In a follow-on statement Friday morning, Shire confirmed that it rebuffed all three AbbVie proposals, most recently on May 30, because they "fundamentally undervalued Shire and its prospects," Chairwoman Susan Kilsby said. And, taking a cue from AstraZeneca ($AZN) and its prolonged fight with Pfizer ($PFE), Shire laid out a bullish map of the future, promising to double its 2013 sales to $10 billion by 2020.

Shire, which has a market cap of about $38 billion, has been a regularly discussed takeover target for years now, with widely admired sales numbers that have been growing with the recent $4.2 billion buyout of ViroPharma and its $350,000-a-year blood disease drug Cinryze. Most recently Allergan ($AGN) has been mentioned as the most likely suitor as it tries to wriggle out of Valeant's ($VRX) grasp. And Shire's Irish domicile and low tax rates hasn't gone unnoticed, particularly after Pfizer made its failed $118 billion offer for AstraZeneca in large part because of the lower tax rate offered by basing the company in the U.K.

Those buyout rumors took on considerable substance earlier this week when Reuters reported that Shire had brought in Citi to advise it on any possible takeover attempts.

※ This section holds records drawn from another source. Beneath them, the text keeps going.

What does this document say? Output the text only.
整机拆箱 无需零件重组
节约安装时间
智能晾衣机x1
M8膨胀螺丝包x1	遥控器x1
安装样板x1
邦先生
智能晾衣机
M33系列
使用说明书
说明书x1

Shire CEO Flemming Ornskov

A buyout for AbbVie would create a major global pharma operation with a full set of R&D facilities in North America and Europe. Under CEO Flemming Ornskov Shire has been melding together its once divided research functions, focusing on rare diseases, neuroscience, GI, hematology and more recently opthalmology. Shire spent close to a billion dollars on research last year, compared to $2.9 billion at AbbVie. 

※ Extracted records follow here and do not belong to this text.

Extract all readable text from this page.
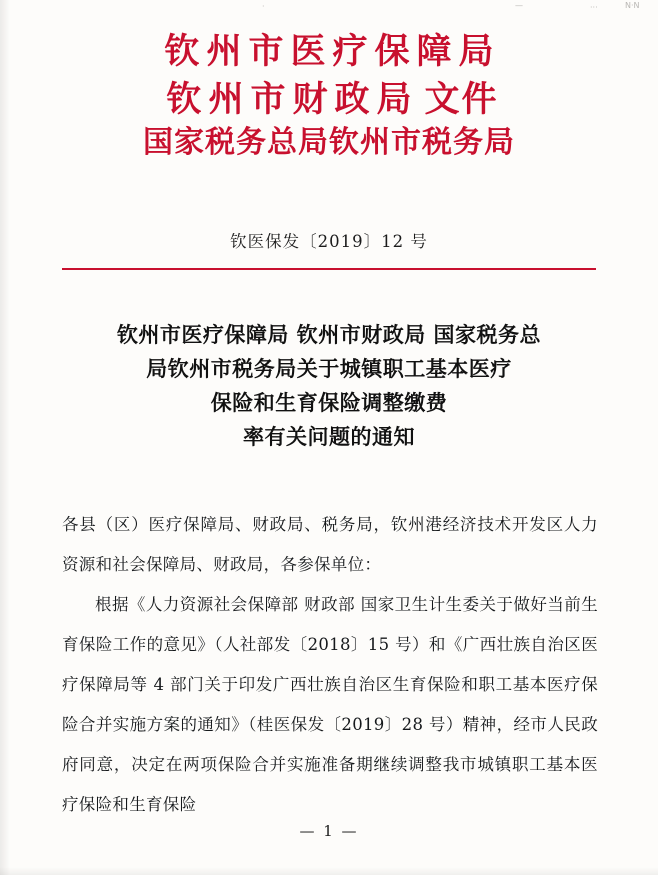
·	—	···	N·N
钦州市医疗保障局
钦州市财政局 文件
国家税务总局钦州市税务局
钦医保发〔2019〕12 号
钦州市医疗保障局 钦州市财政局 国家税务总
局钦州市税务局关于城镇职工基本医疗
保险和生育保险调整缴费
率有关问题的通知

各县（区）医疗保障局、财政局、税务局，钦州港经济技术开发区人力资源和社会保障局、财政局，各参保单位：

根据《人力资源社会保障部 财政部 国家卫生计生委关于做好当前生育保险工作的意见》（人社部发〔2018〕15 号）和《广西壮族自治区医疗保障局等 4 部门关于印发广西壮族自治区生育保险和职工基本医疗保险合并实施方案的通知》（桂医保发〔2019〕28 号）精神，经市人民政府同意，决定在两项保险合并实施准备期继续调整我市城镇职工基本医疗保险和生育保险

— 1 —
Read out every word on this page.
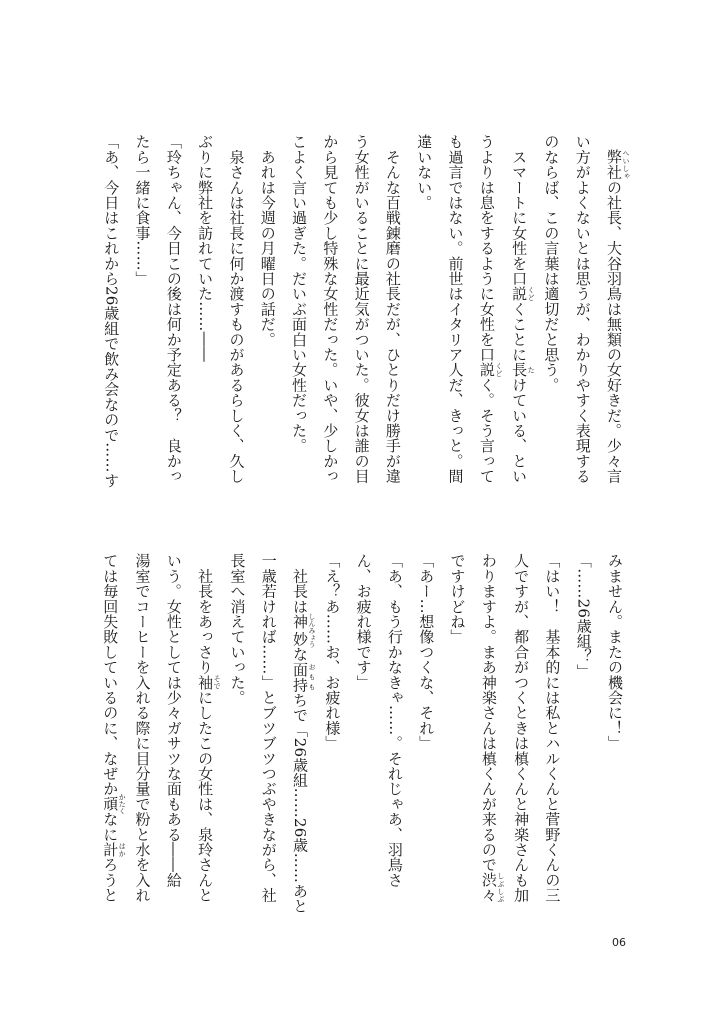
　弊社 へいしゃの社長、大谷羽鳥は無類の女好きだ。少々言
い方がよくないとは思うが、わかりやすく表現する
のならば、この言葉は適切だと思う。
　スマートに女性を口説 くどくことに長 たけている、とい
うよりは息をするように女性を口説 くどく。そう言って
も過言ではない。前世はイタリア人だ、きっと。間
違いない。
　そんな百戦錬磨の社長だが、ひとりだけ勝手が違
う女性がいることに最近気がついた。彼女は誰の目
から見ても少し特殊な女性だった。いや、少しかっ
こよく言い過ぎた。だいぶ面白い女性だった。
　あれは今週の月曜日の話だ。
　泉さんは社長に何か渡すものがあるらしく、久し
ぶりに弊社を訪れていた……――
「玲ちゃん、今日この後は何か予定ある？　良かっ
たら一緒に食事……」
「あ、今日はこれから26歳組で飲み会なので……す
みません。またの機会に！」
「……26歳組？」
「はい！　基本的には私とハルくんと菅野くんの三
人ですが、都合がつくときは槙くんと神楽さんも加
わりますよ。まあ神楽さんは槙くんが来るので渋々 しぶしぶ
ですけどね」
「あー…想像つくな、それ」
「あ、もう行かなきゃ……。それじゃあ、羽鳥さ
ん、お疲れ様です」
「え？あ……お、お疲れ様」
　社長は神妙 しんみょうな面持 おももちで「26歳組……26歳……あと
一歳若ければ……」とブツブツつぶやきながら、社
長室へ消えていった。
　社長をあっさり袖 そでにしたこの女性は、泉玲さんと
いう。女性としては少々ガサツな面もある――給
湯室でコーヒーを入れる際に目分量で粉と水を入れ
ては毎回失敗しているのに、なぜか頑 かたくなに計 はかろうと
06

Aside from a prospective tax inversion, AbbVie would also be gaining a company with a variety of business units that could prove to be a profitable addition--particularly in the rare disease field. AbbVie has relied on Humira for most of its revenue and is hustling along a new, late-stage cocktail treatment for hepatitis C to which analysts have given high marks.

Even if AbbVie stays at the bidding table, it may not be alone. A variety of giants in the industry like Amgen ($AMGN), Bristol-Myers Squibb ($BMY) and Biogen Idec ($BIIB) have been mentioned as possible bidders, and that's in the last few days. If Shire's board resolves to follow AstraZeneca's approach and resist a bid, it could also set off on a much larger shopping spree than it has been engaged in up to now.